Pickle Juice- The “secret” of endurance runners and athletes all over the world. Studies have conclusively shown that drinking pickle juice can start to relieve cramps in a little as 30 seconds and shorten the length of cramps by as much as 50%!
Yellow Mustard Packets- If you’re stuck at a wrestling tournament with limited access to supplements, food and fluids you can find some relief in the form of mustard packets. Just head over to the hot dog or food stand and drink a couple packets. The high vinegar content has been shown to provide quick relief for minor to moderate muscle cramps.
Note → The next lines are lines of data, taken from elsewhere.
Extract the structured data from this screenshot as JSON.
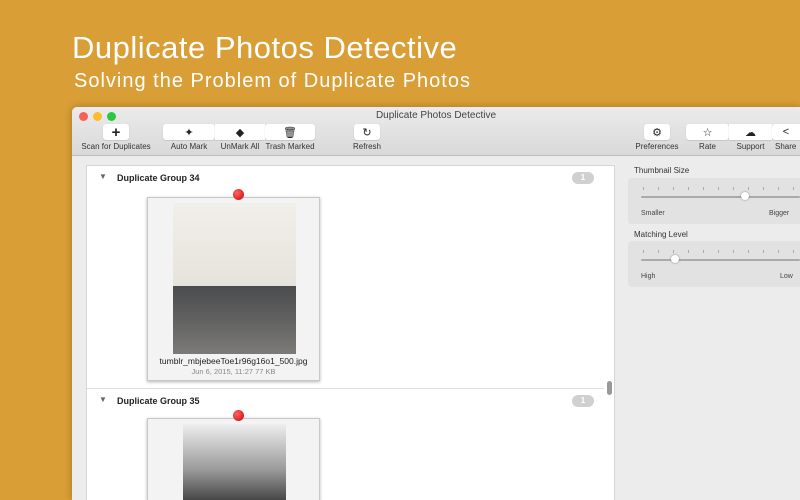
{
  "hero": {
    "title": "Duplicate Photos Detective",
    "subtitle": "Solving the Problem of Duplicate Photos"
  },
  "window": {
    "title": "Duplicate Photos Detective"
  },
  "toolbar": {
    "scan": "Scan for Duplicates",
    "auto_mark": "Auto Mark",
    "unmark_all": "UnMark All",
    "trash_marked": "Trash Marked",
    "refresh": "Refresh",
    "preferences": "Preferences",
    "rate": "Rate",
    "support": "Support",
    "share": "Share"
  },
  "groups": [
    {
      "title": "Duplicate Group 34",
      "count": "1",
      "file": "tumblr_mbjebeeToe1r96g16o1_500.jpg",
      "meta": "Jun 6, 2015, 11:27 77 KB"
    },
    {
      "title": "Duplicate Group 35",
      "count": "1"
    }
  ],
  "sidebar": {
    "thumbnail": {
      "label": "Thumbnail Size",
      "min": "Smaller",
      "max": "Bigger",
      "value_fraction": 0.66
    },
    "matching": {
      "label": "Matching Level",
      "min": "High",
      "max": "Low",
      "value_fraction": 0.2
    }
  }
}
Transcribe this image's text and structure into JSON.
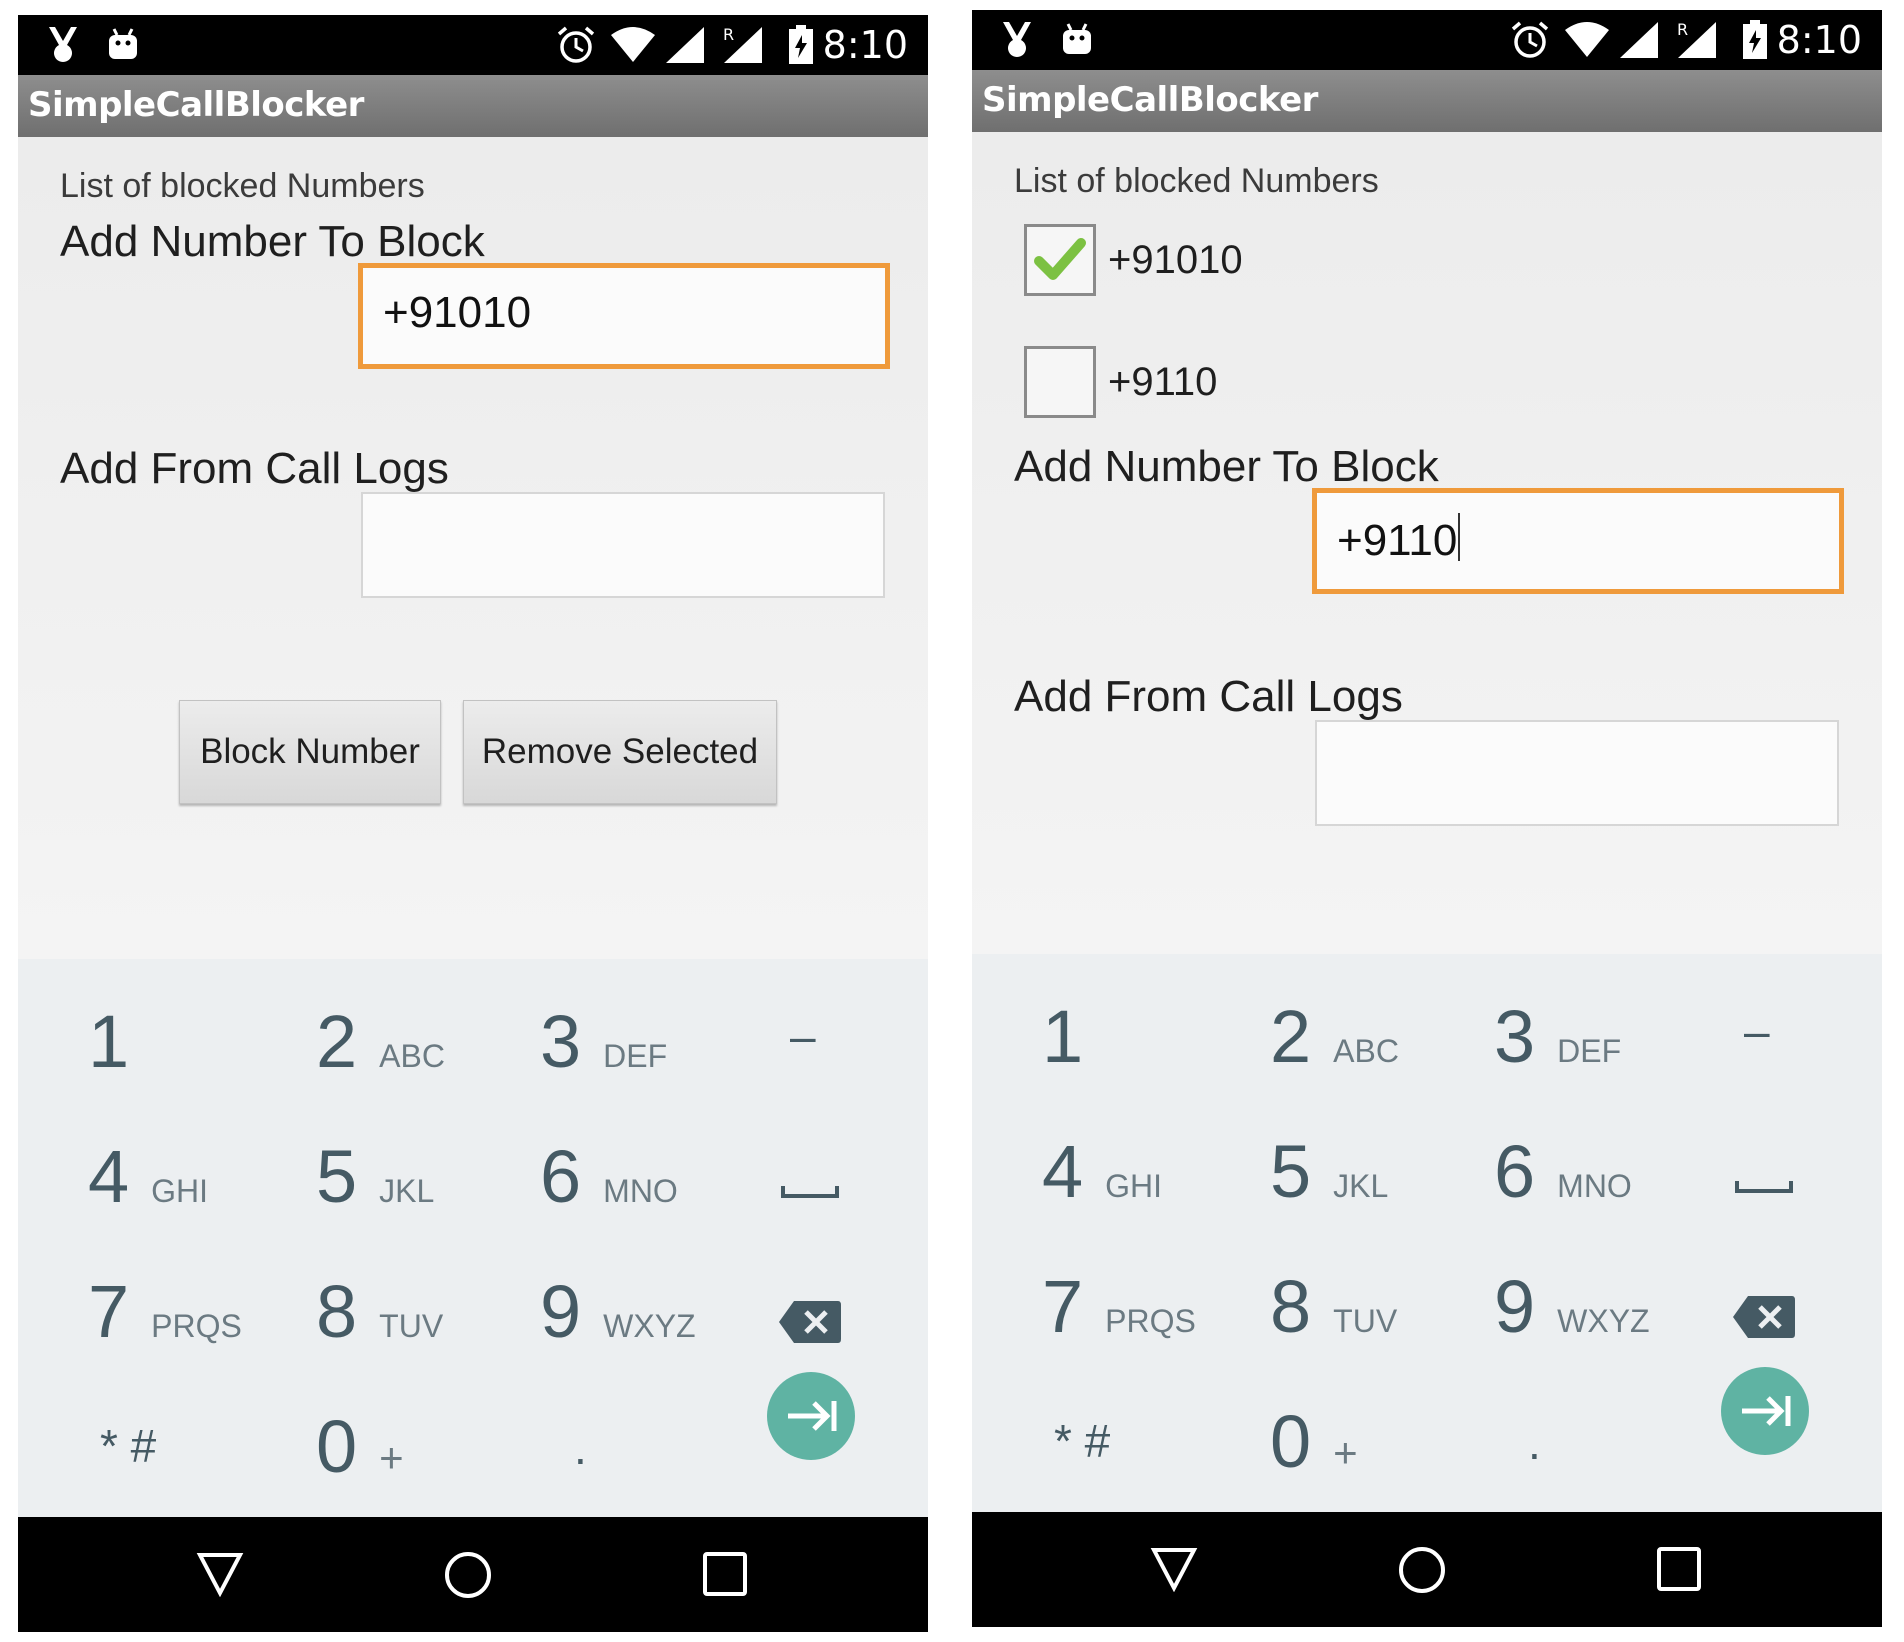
{
  "status_bar": {
    "time": "8:10",
    "icons": [
      "bug-icon",
      "android-icon",
      "alarm-icon",
      "wifi-icon",
      "signal-icon",
      "roaming-signal-icon",
      "battery-icon"
    ],
    "roaming_label": "R"
  },
  "app": {
    "title": "SimpleCallBlocker"
  },
  "screens": [
    {
      "list_label": "List of blocked Numbers",
      "blocked": [],
      "add_label": "Add Number To Block",
      "number_value": "+91010",
      "call_logs_label": "Add From Call Logs",
      "call_logs_value": "",
      "block_button": "Block Number",
      "remove_button": "Remove Selected"
    },
    {
      "list_label": "List of blocked Numbers",
      "blocked": [
        {
          "number": "+91010",
          "checked": true
        },
        {
          "number": "+9110",
          "checked": false
        }
      ],
      "add_label": "Add Number To Block",
      "number_value": "+9110",
      "call_logs_label": "Add From Call Logs",
      "call_logs_value": ""
    }
  ],
  "keypad": {
    "keys": [
      {
        "digit": "1",
        "letters": ""
      },
      {
        "digit": "2",
        "letters": "ABC"
      },
      {
        "digit": "3",
        "letters": "DEF"
      },
      {
        "digit": "–",
        "letters": ""
      },
      {
        "digit": "4",
        "letters": "GHI"
      },
      {
        "digit": "5",
        "letters": "JKL"
      },
      {
        "digit": "6",
        "letters": "MNO"
      },
      {
        "digit": "",
        "letters": "",
        "icon": "space-icon"
      },
      {
        "digit": "7",
        "letters": "PRQS"
      },
      {
        "digit": "8",
        "letters": "TUV"
      },
      {
        "digit": "9",
        "letters": "WXYZ"
      },
      {
        "digit": "",
        "letters": "",
        "icon": "backspace-icon"
      },
      {
        "digit": "* #",
        "letters": ""
      },
      {
        "digit": "0",
        "letters": "+"
      },
      {
        "digit": ".",
        "letters": ""
      },
      {
        "digit": "",
        "letters": "",
        "icon": "next-field-icon"
      }
    ],
    "accent": "#5fb3a3"
  },
  "nav_bar": {
    "icons": [
      "back-icon",
      "home-icon",
      "recents-icon"
    ]
  },
  "colors": {
    "focus_border": "#ef9a3b",
    "check_mark": "#7cc142"
  }
}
Apple Cider Vinegar- It’s believed that the vinegar triggers a reflex that alerts our brains to tell our muscles to stop contracting and relax, and the muscle cramping is reduced as soon as the vinegar touches receptors in the mouth. Mix Apple Cider Vinegar with some water for a ready to go cramp reliever.
Recovery: How to treat a muscle after the cramp is over
Apply heat- To soothe the muscle post-cramp. After a cramp has gone away for a significant period of time, try to induce blood flow into the muscle in order to re-hydrate the muscle and carry away lactic acid build up. A good way of doing this is to apply a heat pack. This will remove much of the pain normally experienced the day after a cramp.
Hot Bath- Add one cup of Epsom salt and one cup of baking soda to relieve muscle cramps and soreness. However, be aware that you need to replenish the fluids that you are going to lose due to sweating under the water and salt drawing it out of your skin. 20 minutes should be more than enough time to feel relief.
Massage- Massage has many therapeutic effects including helping rid your body of built up toxins, relaxing muscles and improving circulation.
Stretching- Gentle static and dynamic stretching can help improve blood flow to your muscles. Be careful not to stretch a muscle that is still in spasm or that has been pulled.
Diet- Try to add some of the foods we discussed earlier to your diet in order to make sure you don’t have cramps again in the future.